Тилли садится против света, лицом к собеседнику, и невзначай наблюдает за ним. С самого начала между ними – пятидесятидвухлетним Шарлем-Анри и тридцативосьмилетним Тилли – устанавливаются отношения на равных. Тилли довольно скрытен в том, что касается его деятельности: избегает имен, географических названий и событий, к которым он, кажется, причастен, проявляет осторожность и дает понять, что не уполномочен рассказать больше. С другой стороны, он прекрасно осведомлен о жизни в Бордо и о работе Шарля-Анри, о его особой ответственности. Мой муж отвечает на вопросы, раскрывает все больше подробностей своей жизни, радуясь, что его внимательно слушают. Постепенно их беседа становится доверительной. Два человека одинакового интеллектуального уровня и общественного положения говорят на одном языке. О чем именно? О работе Шарля-Анри, о его повседневной практике, об объеме клиентской базы, о том, как трудно поддерживать баланс между семейной и профессиональной жизнью. Тилли на своем опыте знает, каково это, когда не хватает времени наблюдать, как растут твои дети. У него их двое, и видится он с ними крайне редко. «У нас обоих немало насущных обязанностей, но, к счастью, мы женаты». Насколько ему известно, у Шарля-Анри есть супруга, на которую можно опереться.
Эта преамбула, имевшая место в кафе, словно пузырь, существующий вне пространства и времени. Шарль-Анри встречается с человеком, о котором очень мало знает и который обладает редким талантом слушать. Сам того не желая и, очевидно, не осознавая этого, мой муж оказывается в роли пациента, пришедшего на консультацию к психотерапевту. Вроде бы сомнительное сравнение. Тем не менее он легко раскрывает перед собеседником душу. Когда тебе внимают, это придает уверенности. Шарль-Анри ничего не подозревает: если бы его в тот день посетило чувство тревоги, он бы пожал плечами или поднял глаза к небу, возможно, даже с раздражением.

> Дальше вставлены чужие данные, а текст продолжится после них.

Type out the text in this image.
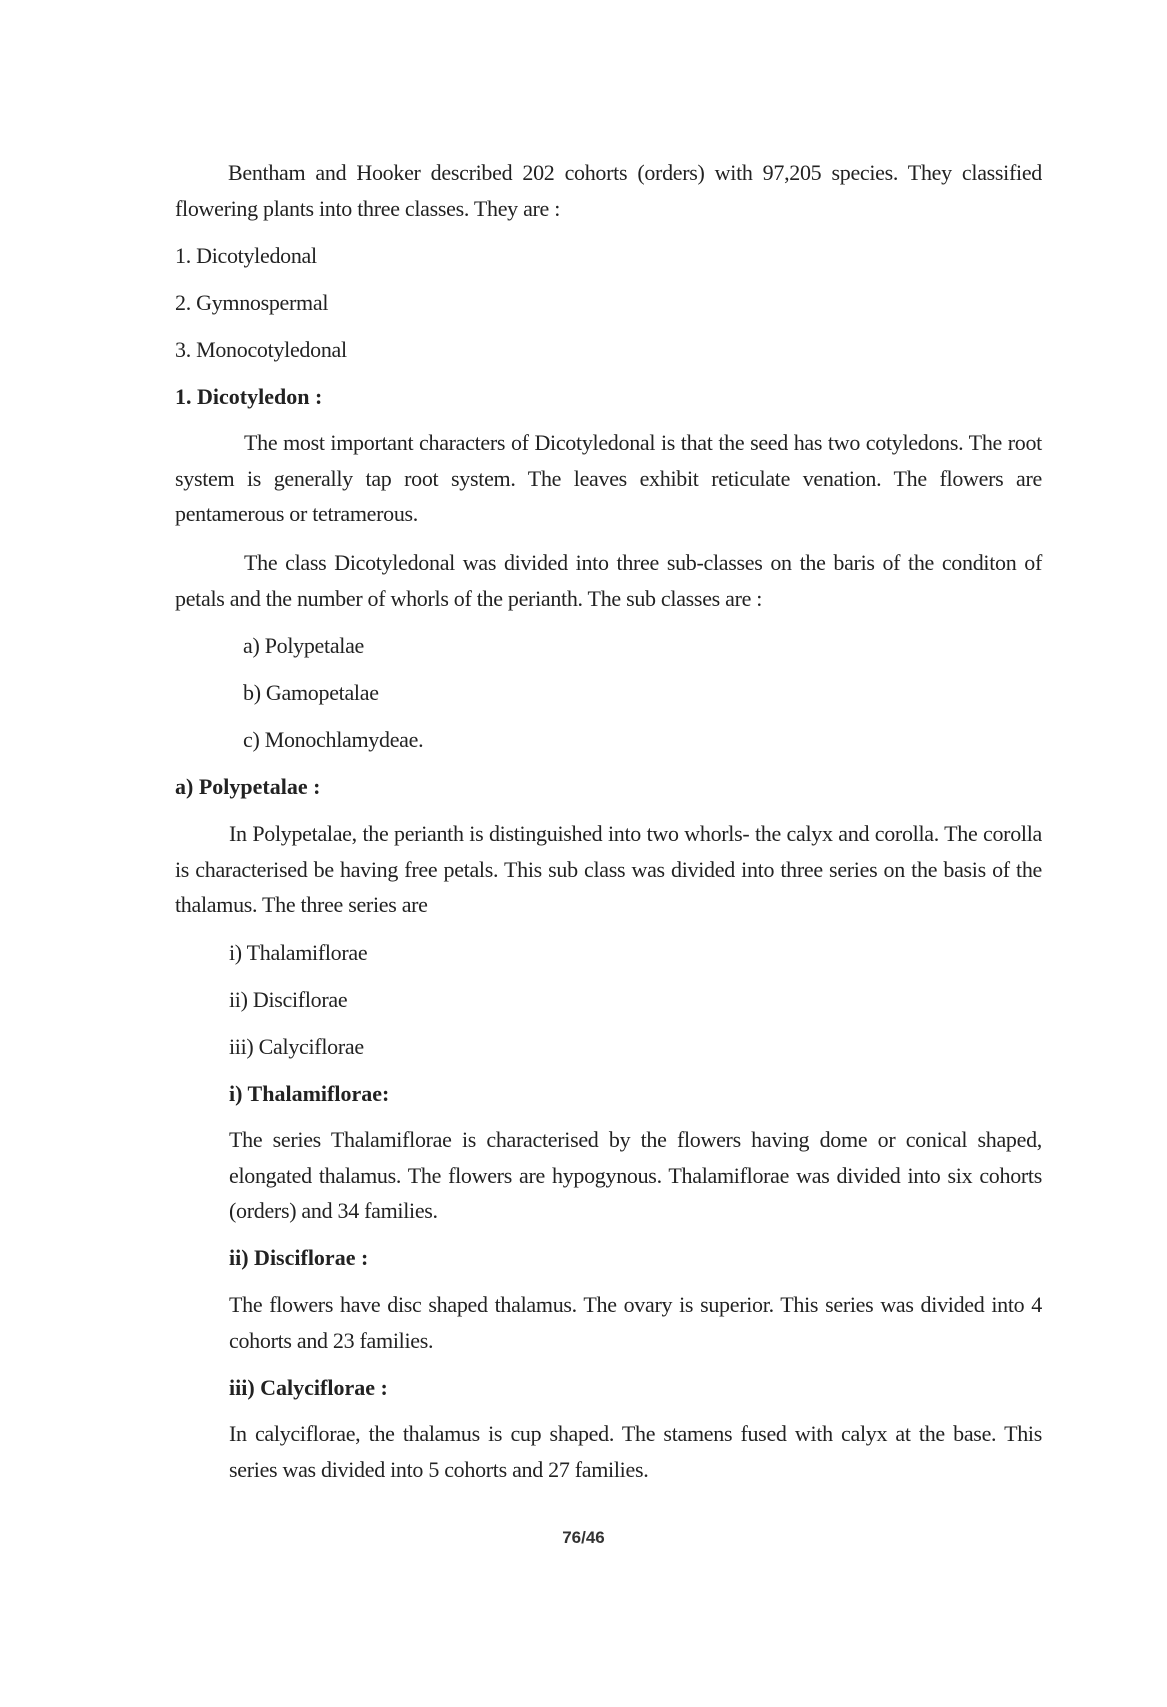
Bentham and Hooker described 202 cohorts (orders) with 97,205 species. They classified flowering plants into three classes. They are :

1. Dicotyledonal
2. Gymnospermal
3. Monocotyledonal
1. Dicotyledon :

The most important characters of Dicotyledonal is that the seed has two cotyledons. The root system is generally tap root system. The leaves exhibit reticulate venation. The flowers are pentamerous or tetramerous.

The class Dicotyledonal was divided into three sub-classes on the baris of the conditon of petals and the number of whorls of the perianth. The sub classes are :

a) Polypetalae
b) Gamopetalae
c) Monochlamydeae.
a) Polypetalae :

In Polypetalae, the perianth is distinguished into two whorls- the calyx and corolla. The corolla is characterised be having free petals. This sub class was divided into three series on the basis of the thalamus. The three series are

i) Thalamiflorae
ii) Disciflorae
iii) Calyciflorae
i) Thalamiflorae:

The series Thalamiflorae is characterised by the flowers having dome or conical shaped, elongated thalamus. The flowers are hypogynous. Thalamiflorae was divided into six cohorts (orders) and 34 families.

ii) Disciflorae :

The flowers have disc shaped thalamus. The ovary is superior. This series was divided into 4 cohorts and 23 families.

iii) Calyciflorae :

In calyciflorae, the thalamus is cup shaped. The stamens fused with calyx at the base. This series was divided into 5 cohorts and 27 families.

76/46
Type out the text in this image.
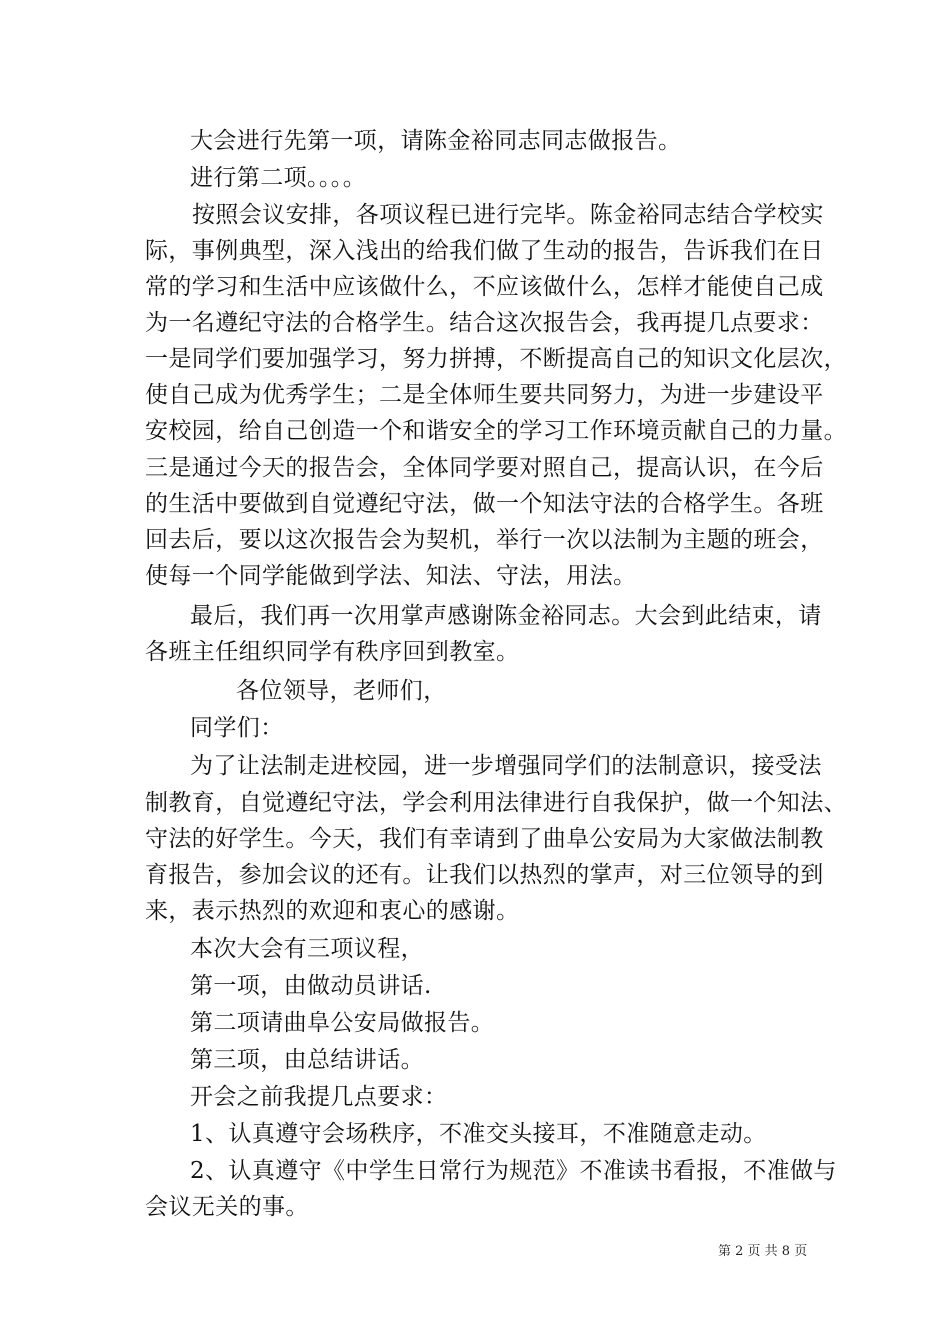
大会进行先第一项，请陈金裕同志同志做报告。
进行第二项。。。。
按照会议安排，各项议程已进行完毕。陈金裕同志结合学校实
际，事例典型，深入浅出的给我们做了生动的报告，告诉我们在日
常的学习和生活中应该做什么，不应该做什么，怎样才能使自己成
为一名遵纪守法的合格学生。结合这次报告会，我再提几点要求：
一是同学们要加强学习，努力拼搏，不断提高自己的知识文化层次，
使自己成为优秀学生；二是全体师生要共同努力，为进一步建设平
安校园，给自己创造一个和谐安全的学习工作环境贡献自己的力量。
三是通过今天的报告会，全体同学要对照自己，提高认识，在今后
的生活中要做到自觉遵纪守法，做一个知法守法的合格学生。各班
回去后，要以这次报告会为契机，举行一次以法制为主题的班会，
使每一个同学能做到学法、知法、守法，用法。
最后，我们再一次用掌声感谢陈金裕同志。大会到此结束，请
各班主任组织同学有秩序回到教室。
各位领导，老师们，
同学们：
为了让法制走进校园，进一步增强同学们的法制意识，接受法
制教育，自觉遵纪守法，学会利用法律进行自我保护，做一个知法、
守法的好学生。今天，我们有幸请到了曲阜公安局为大家做法制教
育报告，参加会议的还有。让我们以热烈的掌声，对三位领导的到
来，表示热烈的欢迎和衷心的感谢。
本次大会有三项议程，
第一项，由做动员讲话.
第二项请曲阜公安局做报告。
第三项，由总结讲话。
开会之前我提几点要求：
1、认真遵守会场秩序，不准交头接耳，不准随意走动。
2、认真遵守《中学生日常行为规范》不准读书看报，不准做与
会议无关的事。
第 2 页 共 8 页
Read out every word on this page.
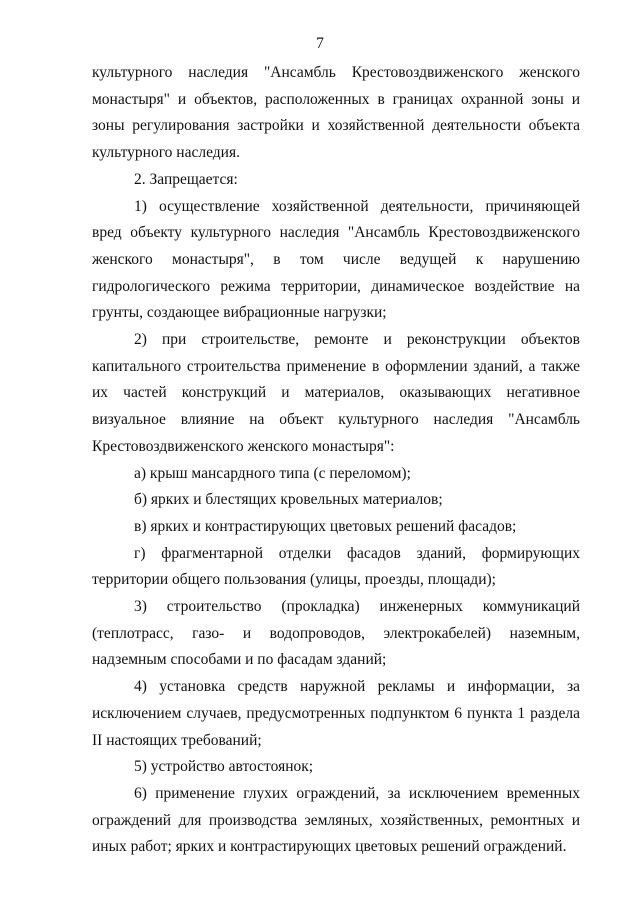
7

культурного наследия "Ансамбль Крестовоздвиженского женского монастыря" и объектов, расположенных в границах охранной зоны и зоны регулирования застройки и хозяйственной деятельности объекта культурного наследия.

2. Запрещается:

1) осуществление хозяйственной деятельности, причиняющей вред объекту культурного наследия "Ансамбль Крестовоздвиженского женского монастыря", в том числе ведущей к нарушению гидрологического режима территории, динамическое воздействие на грунты, создающее вибрационные нагрузки;

2) при строительстве, ремонте и реконструкции объектов капитального строительства применение в оформлении зданий, а также их частей конструкций и материалов, оказывающих негативное визуальное влияние на объект культурного наследия "Ансамбль Крестовоздвиженского женского монастыря":

а) крыш мансардного типа (с переломом);

б) ярких и блестящих кровельных материалов;

в) ярких и контрастирующих цветовых решений фасадов;

г) фрагментарной отделки фасадов зданий, формирующих территории общего пользования (улицы, проезды, площади);

3) строительство (прокладка) инженерных коммуникаций (теплотрасс, газо- и водопроводов, электрокабелей) наземным, надземным способами и по фасадам зданий;

4) установка средств наружной рекламы и информации, за исключением случаев, предусмотренных подпунктом 6 пункта 1 раздела II настоящих требований;

5) устройство автостоянок;

6) применение глухих ограждений, за исключением временных ограждений для производства земляных, хозяйственных, ремонтных и иных работ; ярких и контрастирующих цветовых решений ограждений.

Ненавязчиво, очень тонко, Тилли выспрашивает о нашем образе жизни, каникулах в Пиле, большом доме в Бордо и постоянных заботах о Мартеле, недвижимости и землях, полученных мужем в наследство от отца, – чтобы модернизировать их, пришлось немало потрудиться. Разговор заходит о проблемах с продажей особняка, принадлежавшего бабушке и ее сестрам, а также о трудностях, которые преодолевает Гислен. Собеседник внимательно слушает Шарля-Анри, а потом задает вопрос. Впрочем, был ли это вопрос? Скорее замечание, затрагивающее тему… Нет, не заговора, но зависти, ревности и даже агрессии, которые у кого-то может вызвать такая семья, как Ведрины, – состоятельная, аристократическая, уважаемая.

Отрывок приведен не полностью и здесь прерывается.